Search Engine Optimization (SEO) is the art of getting your content to appear in search engine results. It can be intimidating, and you could a firm to do SEO for your website if you felt the need, but there are some basic steps your station can take to optimize your website posts and increase the chances of them being found in search results.
3. Your Airwaves
Your station's airwaves are the most potent weapon in its promotional arsenal. That's why clients pay to be on them! Yet few radio stations take full advantage of this channel for driving traffic back to their website. I'm always surprised by the number of stations that run sweepers between songs to drive people to Facebook or Instagram, but not their own websites. If I were programming a radio station today, the production elements between every song would drive people back to a different page of the station website.

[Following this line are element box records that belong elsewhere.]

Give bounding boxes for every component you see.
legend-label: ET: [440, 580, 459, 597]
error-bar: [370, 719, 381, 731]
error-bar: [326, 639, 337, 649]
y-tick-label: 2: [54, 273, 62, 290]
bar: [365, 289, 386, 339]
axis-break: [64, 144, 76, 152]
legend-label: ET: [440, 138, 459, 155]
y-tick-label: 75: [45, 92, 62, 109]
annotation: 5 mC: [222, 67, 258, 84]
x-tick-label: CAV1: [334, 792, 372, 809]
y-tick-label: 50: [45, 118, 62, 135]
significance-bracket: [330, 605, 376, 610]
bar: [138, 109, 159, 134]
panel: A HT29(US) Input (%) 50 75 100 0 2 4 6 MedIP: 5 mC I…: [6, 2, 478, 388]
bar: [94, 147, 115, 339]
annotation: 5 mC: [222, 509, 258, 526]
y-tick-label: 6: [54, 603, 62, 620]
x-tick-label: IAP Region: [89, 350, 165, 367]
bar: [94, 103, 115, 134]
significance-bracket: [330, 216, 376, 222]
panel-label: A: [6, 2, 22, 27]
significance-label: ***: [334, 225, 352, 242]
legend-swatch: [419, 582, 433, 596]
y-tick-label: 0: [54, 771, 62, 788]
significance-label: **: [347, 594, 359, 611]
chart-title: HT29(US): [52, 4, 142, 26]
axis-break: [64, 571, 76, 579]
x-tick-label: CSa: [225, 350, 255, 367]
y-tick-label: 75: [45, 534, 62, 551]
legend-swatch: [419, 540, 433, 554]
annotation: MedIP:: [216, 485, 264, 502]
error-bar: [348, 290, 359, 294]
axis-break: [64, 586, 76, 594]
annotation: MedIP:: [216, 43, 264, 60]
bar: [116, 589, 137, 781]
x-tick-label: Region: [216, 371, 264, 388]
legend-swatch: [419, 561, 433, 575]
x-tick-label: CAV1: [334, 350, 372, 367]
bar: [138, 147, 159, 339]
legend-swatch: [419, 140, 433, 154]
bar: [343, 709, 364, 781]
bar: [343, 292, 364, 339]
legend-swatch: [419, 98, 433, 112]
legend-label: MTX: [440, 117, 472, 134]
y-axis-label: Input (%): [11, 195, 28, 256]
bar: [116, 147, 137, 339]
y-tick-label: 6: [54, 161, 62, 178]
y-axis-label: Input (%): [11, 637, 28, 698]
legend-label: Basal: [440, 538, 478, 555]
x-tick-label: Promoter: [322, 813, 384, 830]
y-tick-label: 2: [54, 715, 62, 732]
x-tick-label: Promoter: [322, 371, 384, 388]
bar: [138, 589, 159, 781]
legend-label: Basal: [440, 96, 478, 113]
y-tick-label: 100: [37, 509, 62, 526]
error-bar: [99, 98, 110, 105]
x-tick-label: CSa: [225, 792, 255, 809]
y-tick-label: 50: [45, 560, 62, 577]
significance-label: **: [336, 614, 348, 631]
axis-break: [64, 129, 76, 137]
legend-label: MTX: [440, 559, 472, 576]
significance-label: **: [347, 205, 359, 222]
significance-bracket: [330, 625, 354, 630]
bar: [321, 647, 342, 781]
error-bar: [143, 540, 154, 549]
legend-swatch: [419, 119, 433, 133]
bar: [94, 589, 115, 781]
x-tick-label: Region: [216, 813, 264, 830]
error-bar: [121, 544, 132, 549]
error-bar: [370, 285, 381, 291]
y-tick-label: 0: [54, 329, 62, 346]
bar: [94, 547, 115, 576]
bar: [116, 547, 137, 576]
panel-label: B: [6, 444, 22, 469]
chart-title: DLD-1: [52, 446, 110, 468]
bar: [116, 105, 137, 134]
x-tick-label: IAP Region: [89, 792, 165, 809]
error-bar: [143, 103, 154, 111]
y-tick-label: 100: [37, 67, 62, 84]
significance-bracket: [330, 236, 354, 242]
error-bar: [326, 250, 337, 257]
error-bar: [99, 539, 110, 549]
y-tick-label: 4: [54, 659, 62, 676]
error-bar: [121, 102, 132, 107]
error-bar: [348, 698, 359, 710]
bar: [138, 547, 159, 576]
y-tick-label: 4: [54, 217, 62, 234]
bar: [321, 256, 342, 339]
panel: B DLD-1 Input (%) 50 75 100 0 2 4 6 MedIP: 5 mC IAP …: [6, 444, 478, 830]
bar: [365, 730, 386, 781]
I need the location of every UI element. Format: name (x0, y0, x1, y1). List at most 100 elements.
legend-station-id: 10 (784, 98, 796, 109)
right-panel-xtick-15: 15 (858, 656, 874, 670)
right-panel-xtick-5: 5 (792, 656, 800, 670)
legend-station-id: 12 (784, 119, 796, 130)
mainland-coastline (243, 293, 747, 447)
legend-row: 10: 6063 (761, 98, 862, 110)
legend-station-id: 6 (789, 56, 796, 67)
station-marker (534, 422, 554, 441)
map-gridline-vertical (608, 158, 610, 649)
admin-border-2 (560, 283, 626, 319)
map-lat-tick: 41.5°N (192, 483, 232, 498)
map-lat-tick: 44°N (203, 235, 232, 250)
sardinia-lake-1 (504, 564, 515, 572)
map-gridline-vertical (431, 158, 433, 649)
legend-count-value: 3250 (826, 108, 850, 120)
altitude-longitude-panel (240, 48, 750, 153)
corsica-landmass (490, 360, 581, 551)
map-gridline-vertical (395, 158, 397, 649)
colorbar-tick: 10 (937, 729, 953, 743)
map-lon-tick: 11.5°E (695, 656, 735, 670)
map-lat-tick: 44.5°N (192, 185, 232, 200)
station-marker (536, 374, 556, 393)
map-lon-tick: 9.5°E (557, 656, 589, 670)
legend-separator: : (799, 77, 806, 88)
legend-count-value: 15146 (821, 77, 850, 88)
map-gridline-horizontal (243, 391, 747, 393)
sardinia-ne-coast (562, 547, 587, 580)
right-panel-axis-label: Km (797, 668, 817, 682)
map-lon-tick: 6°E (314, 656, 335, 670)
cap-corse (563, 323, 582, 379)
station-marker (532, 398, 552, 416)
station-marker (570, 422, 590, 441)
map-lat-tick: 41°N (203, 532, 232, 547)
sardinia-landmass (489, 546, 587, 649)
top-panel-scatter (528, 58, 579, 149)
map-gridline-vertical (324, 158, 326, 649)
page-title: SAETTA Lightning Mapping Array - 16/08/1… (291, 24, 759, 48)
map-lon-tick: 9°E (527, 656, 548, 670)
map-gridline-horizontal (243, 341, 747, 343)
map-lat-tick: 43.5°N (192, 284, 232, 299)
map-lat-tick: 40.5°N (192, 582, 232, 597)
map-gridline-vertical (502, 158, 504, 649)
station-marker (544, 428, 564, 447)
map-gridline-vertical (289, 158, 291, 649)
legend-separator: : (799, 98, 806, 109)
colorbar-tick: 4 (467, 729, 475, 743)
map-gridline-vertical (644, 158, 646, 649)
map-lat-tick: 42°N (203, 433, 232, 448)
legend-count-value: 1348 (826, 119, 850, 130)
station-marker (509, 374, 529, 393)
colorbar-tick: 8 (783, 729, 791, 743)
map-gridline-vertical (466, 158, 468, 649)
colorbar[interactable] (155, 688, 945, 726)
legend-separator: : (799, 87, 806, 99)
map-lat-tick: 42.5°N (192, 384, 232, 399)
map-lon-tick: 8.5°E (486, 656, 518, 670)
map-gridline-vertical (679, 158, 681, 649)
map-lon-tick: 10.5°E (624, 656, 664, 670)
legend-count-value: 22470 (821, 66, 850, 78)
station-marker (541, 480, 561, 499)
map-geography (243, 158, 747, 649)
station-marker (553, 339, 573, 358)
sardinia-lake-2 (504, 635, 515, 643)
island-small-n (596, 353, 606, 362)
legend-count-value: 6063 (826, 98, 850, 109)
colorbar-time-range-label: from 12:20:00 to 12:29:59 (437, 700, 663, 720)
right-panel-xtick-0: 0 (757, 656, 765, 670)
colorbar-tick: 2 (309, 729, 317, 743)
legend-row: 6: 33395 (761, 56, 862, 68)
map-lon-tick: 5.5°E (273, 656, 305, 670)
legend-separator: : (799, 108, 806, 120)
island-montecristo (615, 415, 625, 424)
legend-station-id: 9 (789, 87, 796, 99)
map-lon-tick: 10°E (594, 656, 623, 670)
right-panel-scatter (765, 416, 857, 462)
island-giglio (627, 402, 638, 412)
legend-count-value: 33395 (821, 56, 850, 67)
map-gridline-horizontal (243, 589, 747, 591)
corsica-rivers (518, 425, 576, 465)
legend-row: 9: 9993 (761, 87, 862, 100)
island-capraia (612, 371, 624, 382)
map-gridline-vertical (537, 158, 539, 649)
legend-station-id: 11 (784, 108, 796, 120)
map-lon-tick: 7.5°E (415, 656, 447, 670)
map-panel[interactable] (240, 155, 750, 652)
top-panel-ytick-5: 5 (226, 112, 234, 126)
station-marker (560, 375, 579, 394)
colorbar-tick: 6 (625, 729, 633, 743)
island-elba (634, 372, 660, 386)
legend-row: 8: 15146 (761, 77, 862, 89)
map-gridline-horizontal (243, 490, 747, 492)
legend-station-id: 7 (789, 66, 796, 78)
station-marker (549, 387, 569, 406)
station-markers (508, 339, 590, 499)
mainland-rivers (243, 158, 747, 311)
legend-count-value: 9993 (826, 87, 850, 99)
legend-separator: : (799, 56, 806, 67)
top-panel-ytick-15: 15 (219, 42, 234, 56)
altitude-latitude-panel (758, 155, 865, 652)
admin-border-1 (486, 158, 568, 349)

Email is not a good channel for driving people to your station's website for the very first time (I don't recommend buying email lists), but if people have given you their email address when they visited in the past, it's a great way to drive return traffic. I recommend setting up automatic email campaigns that are sent to your list when you publish new content. Email is also a good way to recycle some of your older but evergreen content.
You will want to track the performance of all of these channels in your Google Analytics. You will also see other channels in your Google Analytics data, such as direct traffic (people who type your URL directly into their browser), referral traffic (people who come to your website by clicking on a link on another website, such as a blog), and paid search traffic (if you are paying to run a Google AdWords campaign). Over time, monitor how each of these channels are performing for you. You may discover some tweaks you can make to increase your website traffic.